El hombre que ni es envidioso ni desea el mal a nadie es una persona ecuánime. Esa persona ve felicidad en todas las direcciones.

Significado

Prabodhānanda Sarasvatī dice: viśvaṁ pūrṇa-sukhāyate: La persona que, por la misericordia del Señor Caitanya, se vuelve consciente de Kṛṣṇa, ve felicidad en el mundo entero y ya no anhela nada más. En la etapa de brahma-bhūta, el plano de la iluminación espiritual, no existen ni la lamentación ni el anhelo material (na śocati na kāṅkṣati). Mientras vivamos en el mundo material, seguirán sucediéndose acciones y reacciones, pero, cuando esas acciones y reacciones materiales no nos afectan, se debe entender que estamos libres del peligro de caer víctimas de los deseos materiales.
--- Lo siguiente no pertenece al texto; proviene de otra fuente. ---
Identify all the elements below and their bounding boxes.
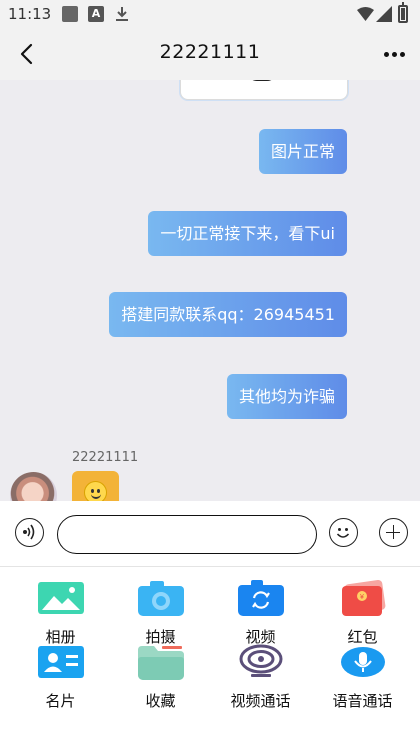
image-message[interactable]: [180, 80, 348, 100]
svg-text:¥: ¥: [360, 594, 364, 601]
chat-header: 22221111: [0, 28, 420, 80]
status-time: 11:13: [8, 5, 52, 23]
panel-label: 视频通话: [230, 692, 291, 710]
message-bubble[interactable]: 一切正常接下来，看下ui: [148, 211, 347, 256]
square-icon: [62, 6, 78, 22]
video-icon: [237, 580, 284, 616]
panel-item-red-packet[interactable]: ¥ 红包: [310, 580, 415, 647]
panel-item-favorites[interactable]: 收藏: [108, 644, 213, 711]
panel-label: 语音通话: [332, 692, 393, 710]
message-bubble[interactable]: 图片正常: [258, 129, 347, 174]
emoji-message[interactable]: [72, 471, 119, 501]
more-horizontal-icon[interactable]: [382, 42, 408, 66]
smiley-emoji-icon: [84, 481, 107, 501]
battery-icon: [398, 2, 408, 23]
signal-icon: [376, 6, 392, 22]
message-bubble[interactable]: 其他均为诈骗: [226, 374, 347, 419]
video-call-icon: [239, 644, 282, 677]
panel-item-video-call[interactable]: 视频通话: [208, 644, 313, 711]
favorites-folder-icon: [137, 646, 184, 680]
avatar[interactable]: [10, 472, 57, 501]
input-bar: [0, 501, 420, 567]
panel-item-camera[interactable]: 拍摄: [108, 580, 213, 647]
panel-item-contact-card[interactable]: 名片: [8, 644, 113, 711]
status-bar: 11:13 A: [0, 0, 420, 28]
image-content: [247, 80, 277, 81]
sender-name: 22221111: [72, 450, 139, 465]
panel-item-video[interactable]: 视频: [208, 580, 313, 647]
message-input[interactable]: [57, 515, 317, 554]
red-packet-icon: ¥: [341, 580, 385, 616]
a-icon: A: [88, 6, 104, 22]
download-icon: [116, 7, 128, 21]
panel-label: 名片: [45, 692, 76, 710]
panel-item-voice-call[interactable]: 语音通话: [310, 644, 415, 711]
wifi-icon: [357, 7, 374, 21]
panel-item-album[interactable]: 相册: [8, 580, 113, 647]
voice-button[interactable]: [15, 518, 44, 547]
voice-icon: [23, 524, 35, 540]
emoji-button[interactable]: [329, 518, 358, 547]
voice-call-icon: [340, 647, 385, 677]
contact-card-icon: [37, 646, 84, 678]
message-list[interactable]: 图片正常 一切正常接下来，看下ui 搭建同款联系qq：26945451 其他均为…: [0, 80, 420, 501]
message-bubble[interactable]: 搭建同款联系qq：26945451: [109, 292, 347, 337]
chat-title: 22221111: [159, 41, 261, 63]
panel-label: 收藏: [145, 692, 176, 710]
camera-icon: [137, 581, 184, 616]
function-panel: 相册 拍摄 视频 ¥ 红包 名片 收藏 视频通话 语音通话: [0, 568, 420, 742]
plus-button[interactable]: [379, 518, 408, 547]
emoji-icon: [336, 528, 350, 538]
album-icon: [37, 582, 84, 614]
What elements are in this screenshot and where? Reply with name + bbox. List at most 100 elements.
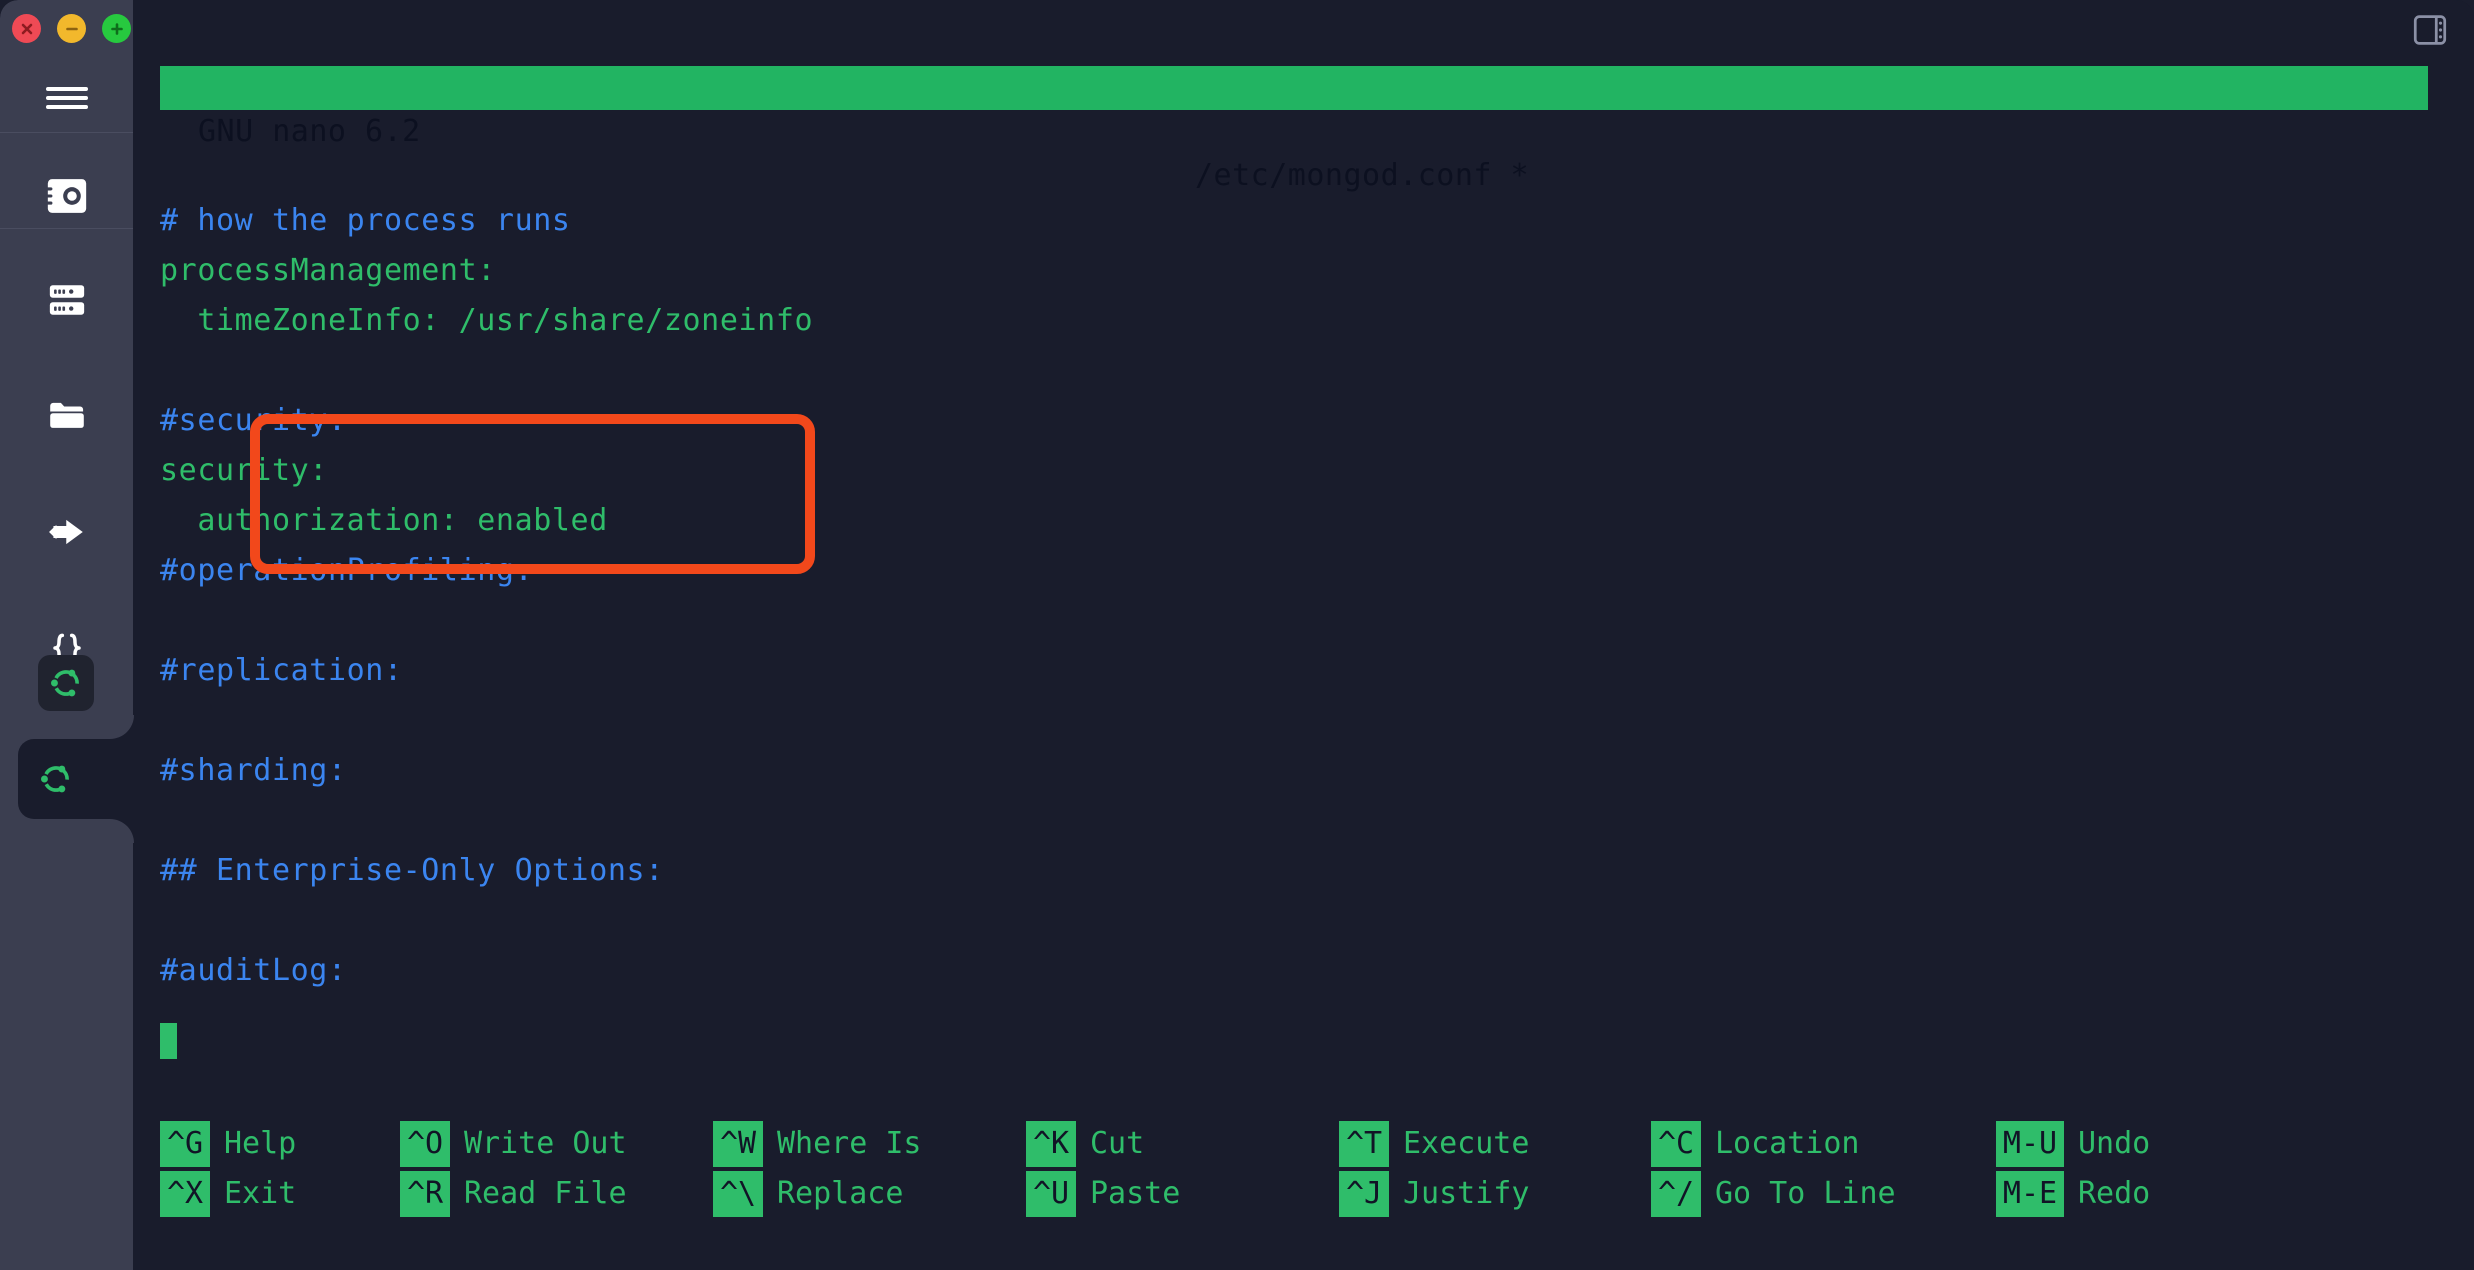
shortcut-label: Paste bbox=[1090, 1176, 1181, 1211]
shortcut-key: ^\ bbox=[713, 1171, 763, 1217]
shortcut-group: ^O Write Out ^R Read File bbox=[400, 1119, 713, 1219]
nano-text-buffer[interactable]: # how the process runs processManagement… bbox=[133, 196, 2474, 996]
code-line: authorization: enabled bbox=[160, 503, 608, 538]
shortcut-label: Redo bbox=[2078, 1176, 2151, 1211]
shortcut-item[interactable]: ^U Paste bbox=[1026, 1169, 1339, 1219]
shortcut-key: ^T bbox=[1339, 1121, 1389, 1167]
shortcut-group: ^W Where Is ^\ Replace bbox=[713, 1119, 1026, 1219]
close-icon bbox=[21, 23, 32, 34]
sidebar-divider-2 bbox=[0, 228, 133, 229]
shortcut-key: ^O bbox=[400, 1121, 450, 1167]
folder-icon bbox=[49, 402, 84, 428]
panel-toggle-button[interactable] bbox=[2408, 8, 2452, 52]
shortcut-key: ^W bbox=[713, 1121, 763, 1167]
terminal-app-window: GNU nano 6.2 /etc/mongod.conf * # how th… bbox=[0, 0, 2474, 1270]
terminal-pane[interactable]: GNU nano 6.2 /etc/mongod.conf * # how th… bbox=[133, 0, 2474, 1270]
shortcut-key: ^R bbox=[400, 1171, 450, 1217]
shortcut-item[interactable]: ^K Cut bbox=[1026, 1119, 1339, 1169]
shortcut-key: ^G bbox=[160, 1121, 210, 1167]
sidebar-divider-1 bbox=[0, 132, 133, 133]
shortcut-item[interactable]: ^J Justify bbox=[1339, 1169, 1651, 1219]
shortcut-label: Undo bbox=[2078, 1126, 2151, 1161]
nano-shortcut-bar: ^G Help ^X Exit ^O Write Out ^R Read Fil… bbox=[133, 1119, 2474, 1219]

Este verso nos habla de las características de la persona que ha saciado sus deseos de disfrute. Śrīla Viśvanātha Cakravartī Ṭhākura dice que una persona que no envidia ni a su propio enemigo, sino que le desea el bien, y que no espera honores de nadie, debe ser considerada un paramahaṁsa, alguien que ha dominado por completo los deseos de disfrute y de complacencia sensual.